Since 2017, Upright has been working on consequentialist alignment of the private sector. For that end, Upright produces data on the impact of companies at scale, comprehensively considering all relevant positive and negative impacts that a company may have. Upright's public database provides data on more than 30,000 companies and draws upon hundreds of millions of scientific articles, statistical databases, and company-reported information.

Starting with Google's BERT - the first publicly available large language model - in 2018, Upright has been using large language models to process this vast amount of information. Doing this in a way that does not involve naively trusting LLMs requires effective automated benchmarks that evaluate LLMs relevant capabilities. One such evaluation tests the ability of large language models to assess and compare the magnitude of different impacts. Recognizing that this capability is key not only for our own work but also for achieving alignment of future AI systems, we have chosen to release the results of this evaluation for the public good.

Evaluating the ability of LLMs to consistently quantify consequences

Imagine being asked to gauge whether the greenhouse gas emissions from steel production are more or less significant than its contribution to societal infrastructure, or whether the delight we derive from chocolate outweighs its negative health impacts.

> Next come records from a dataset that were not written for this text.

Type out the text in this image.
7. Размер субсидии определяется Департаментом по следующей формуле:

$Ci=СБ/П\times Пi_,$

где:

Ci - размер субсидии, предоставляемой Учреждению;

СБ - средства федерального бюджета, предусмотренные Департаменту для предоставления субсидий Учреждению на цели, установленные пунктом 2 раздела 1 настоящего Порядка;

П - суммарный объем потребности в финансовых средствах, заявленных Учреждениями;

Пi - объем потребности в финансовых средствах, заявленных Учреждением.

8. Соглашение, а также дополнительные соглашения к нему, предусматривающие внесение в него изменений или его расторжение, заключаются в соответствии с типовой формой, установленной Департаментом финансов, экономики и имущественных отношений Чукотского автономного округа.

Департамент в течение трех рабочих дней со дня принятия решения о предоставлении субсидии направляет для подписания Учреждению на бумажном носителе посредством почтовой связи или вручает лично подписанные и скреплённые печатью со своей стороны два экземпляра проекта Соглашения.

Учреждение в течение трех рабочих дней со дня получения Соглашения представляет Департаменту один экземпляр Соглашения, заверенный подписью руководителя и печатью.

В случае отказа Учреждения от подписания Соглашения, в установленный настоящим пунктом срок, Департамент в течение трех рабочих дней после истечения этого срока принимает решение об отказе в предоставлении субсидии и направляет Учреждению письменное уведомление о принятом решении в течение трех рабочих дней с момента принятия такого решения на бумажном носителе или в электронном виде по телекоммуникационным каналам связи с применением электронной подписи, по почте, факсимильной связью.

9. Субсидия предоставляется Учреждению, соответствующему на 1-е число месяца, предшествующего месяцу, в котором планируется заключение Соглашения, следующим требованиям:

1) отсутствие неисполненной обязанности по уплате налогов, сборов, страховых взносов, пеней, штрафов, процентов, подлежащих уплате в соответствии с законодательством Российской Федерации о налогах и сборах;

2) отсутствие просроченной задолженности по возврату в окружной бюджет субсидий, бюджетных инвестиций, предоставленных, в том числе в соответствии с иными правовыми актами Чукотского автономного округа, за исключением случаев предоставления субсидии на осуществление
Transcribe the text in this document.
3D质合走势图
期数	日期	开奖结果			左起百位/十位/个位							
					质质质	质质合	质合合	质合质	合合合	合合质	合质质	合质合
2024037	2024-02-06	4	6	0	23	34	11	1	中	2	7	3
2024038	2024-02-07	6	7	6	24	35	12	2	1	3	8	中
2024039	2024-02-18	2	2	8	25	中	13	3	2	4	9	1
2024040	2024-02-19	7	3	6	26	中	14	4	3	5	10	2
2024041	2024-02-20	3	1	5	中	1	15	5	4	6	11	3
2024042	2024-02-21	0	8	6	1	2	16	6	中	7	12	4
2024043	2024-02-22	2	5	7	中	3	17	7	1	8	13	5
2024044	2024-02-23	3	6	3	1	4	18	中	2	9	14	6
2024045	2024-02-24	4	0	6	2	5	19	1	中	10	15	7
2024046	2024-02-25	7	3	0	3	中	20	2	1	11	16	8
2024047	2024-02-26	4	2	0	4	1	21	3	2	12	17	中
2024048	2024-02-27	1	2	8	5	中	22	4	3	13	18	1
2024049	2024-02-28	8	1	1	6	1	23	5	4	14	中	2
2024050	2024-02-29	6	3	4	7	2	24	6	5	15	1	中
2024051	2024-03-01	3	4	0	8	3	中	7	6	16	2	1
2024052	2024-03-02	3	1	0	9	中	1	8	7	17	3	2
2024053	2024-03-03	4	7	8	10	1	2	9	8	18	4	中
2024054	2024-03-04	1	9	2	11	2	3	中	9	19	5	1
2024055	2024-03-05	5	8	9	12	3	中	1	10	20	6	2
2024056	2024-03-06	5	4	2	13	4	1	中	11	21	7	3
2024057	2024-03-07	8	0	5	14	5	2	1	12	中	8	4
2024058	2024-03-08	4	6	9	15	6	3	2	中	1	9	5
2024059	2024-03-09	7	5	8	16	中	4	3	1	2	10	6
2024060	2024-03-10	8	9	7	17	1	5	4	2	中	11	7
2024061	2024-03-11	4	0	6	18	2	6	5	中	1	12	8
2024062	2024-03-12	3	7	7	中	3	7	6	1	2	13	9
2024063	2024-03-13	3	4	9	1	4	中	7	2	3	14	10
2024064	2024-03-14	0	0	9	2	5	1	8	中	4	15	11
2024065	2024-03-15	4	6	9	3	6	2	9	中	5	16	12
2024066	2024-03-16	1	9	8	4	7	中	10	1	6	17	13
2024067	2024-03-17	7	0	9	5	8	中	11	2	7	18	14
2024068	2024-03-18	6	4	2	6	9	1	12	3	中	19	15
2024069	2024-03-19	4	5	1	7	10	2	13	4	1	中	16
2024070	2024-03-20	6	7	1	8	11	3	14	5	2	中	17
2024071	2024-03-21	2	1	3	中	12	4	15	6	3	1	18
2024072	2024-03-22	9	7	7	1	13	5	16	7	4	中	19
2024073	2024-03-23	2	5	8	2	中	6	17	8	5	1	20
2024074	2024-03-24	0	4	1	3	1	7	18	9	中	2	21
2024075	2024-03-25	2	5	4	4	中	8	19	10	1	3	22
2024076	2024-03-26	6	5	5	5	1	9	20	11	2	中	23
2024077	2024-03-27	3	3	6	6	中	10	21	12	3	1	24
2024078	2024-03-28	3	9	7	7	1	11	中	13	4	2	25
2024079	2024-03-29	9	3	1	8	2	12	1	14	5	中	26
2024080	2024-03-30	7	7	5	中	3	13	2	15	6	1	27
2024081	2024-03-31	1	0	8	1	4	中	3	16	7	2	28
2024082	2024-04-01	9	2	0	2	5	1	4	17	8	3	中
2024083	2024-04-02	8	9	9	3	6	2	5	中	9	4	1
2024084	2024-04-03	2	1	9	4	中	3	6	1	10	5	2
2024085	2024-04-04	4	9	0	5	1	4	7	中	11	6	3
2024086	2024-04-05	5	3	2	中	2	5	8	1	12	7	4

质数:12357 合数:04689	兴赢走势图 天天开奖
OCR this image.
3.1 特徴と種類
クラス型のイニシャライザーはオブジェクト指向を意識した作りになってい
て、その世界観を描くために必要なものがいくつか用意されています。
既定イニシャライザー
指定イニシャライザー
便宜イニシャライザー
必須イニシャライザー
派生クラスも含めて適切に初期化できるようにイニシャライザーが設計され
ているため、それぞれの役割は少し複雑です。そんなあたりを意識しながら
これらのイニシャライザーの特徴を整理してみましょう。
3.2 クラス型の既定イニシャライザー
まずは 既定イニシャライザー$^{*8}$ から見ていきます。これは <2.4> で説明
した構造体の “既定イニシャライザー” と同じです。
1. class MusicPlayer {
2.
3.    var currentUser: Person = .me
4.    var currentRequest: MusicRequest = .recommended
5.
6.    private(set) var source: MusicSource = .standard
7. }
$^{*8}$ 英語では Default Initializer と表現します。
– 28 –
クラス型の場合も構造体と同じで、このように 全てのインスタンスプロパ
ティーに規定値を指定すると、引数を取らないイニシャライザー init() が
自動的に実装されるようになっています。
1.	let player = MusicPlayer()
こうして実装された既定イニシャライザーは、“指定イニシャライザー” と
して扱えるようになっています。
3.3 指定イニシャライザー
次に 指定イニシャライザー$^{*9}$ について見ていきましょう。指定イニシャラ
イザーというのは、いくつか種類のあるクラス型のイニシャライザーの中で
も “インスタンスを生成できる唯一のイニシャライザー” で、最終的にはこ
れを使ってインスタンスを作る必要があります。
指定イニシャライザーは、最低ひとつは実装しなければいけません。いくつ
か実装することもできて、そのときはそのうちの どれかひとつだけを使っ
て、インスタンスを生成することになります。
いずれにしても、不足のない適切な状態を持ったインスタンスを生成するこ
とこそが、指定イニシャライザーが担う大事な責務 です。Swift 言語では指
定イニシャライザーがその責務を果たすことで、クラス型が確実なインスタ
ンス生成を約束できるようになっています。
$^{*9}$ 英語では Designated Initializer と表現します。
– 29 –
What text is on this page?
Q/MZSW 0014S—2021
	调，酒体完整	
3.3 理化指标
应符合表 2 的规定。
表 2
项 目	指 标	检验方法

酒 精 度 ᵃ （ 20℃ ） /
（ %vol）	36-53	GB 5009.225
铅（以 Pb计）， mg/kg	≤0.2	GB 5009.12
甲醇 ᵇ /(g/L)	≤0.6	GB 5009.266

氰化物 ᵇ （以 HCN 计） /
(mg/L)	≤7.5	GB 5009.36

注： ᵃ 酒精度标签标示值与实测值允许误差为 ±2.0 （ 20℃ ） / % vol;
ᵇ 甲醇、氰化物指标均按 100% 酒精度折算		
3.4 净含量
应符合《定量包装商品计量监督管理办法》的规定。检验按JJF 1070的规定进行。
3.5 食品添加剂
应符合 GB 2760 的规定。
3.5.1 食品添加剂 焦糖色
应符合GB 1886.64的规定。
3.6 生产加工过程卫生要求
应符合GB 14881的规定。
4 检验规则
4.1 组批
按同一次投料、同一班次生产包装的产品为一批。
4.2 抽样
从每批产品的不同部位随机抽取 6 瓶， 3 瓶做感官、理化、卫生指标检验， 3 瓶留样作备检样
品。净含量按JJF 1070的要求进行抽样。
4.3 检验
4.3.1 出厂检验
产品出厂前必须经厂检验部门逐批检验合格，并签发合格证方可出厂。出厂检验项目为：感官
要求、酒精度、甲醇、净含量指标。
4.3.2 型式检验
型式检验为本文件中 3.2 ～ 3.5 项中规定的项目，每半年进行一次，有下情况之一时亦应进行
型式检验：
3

Now, extend this thought experiment to thousands of such comparisons across hundreds of different impacts—and you are required to answer in a way that remains logically consistent. For example, if you conclude that impact A is ten times greater than B, and that C is five times greater than A, you must also conclude that C is fifty times greater than B—all without remembering your previous answers.

Performing well in this task requires (1) sophisticated and consistent counterfactual reasoning, (2) balanced and nuanced causal attribution, (3) a coherent value system, and (4) robust handling of uncertainty and vagueness.

Additionally, it also requires accepting that such comparisons need to be made. This is not a problem for LLMs that are trained to have a can-do-attitude, but humans tend to struggle with this. We have written on this topic separately in our FAQ (see the section about comparing apples to oranges).

Within our CoCoCo (Consequence Magnitude Comparison Consistency) evaluation, large language models must perform thousands of such comparisons, generating an aggregate set of implied impact sizes for each impact topic.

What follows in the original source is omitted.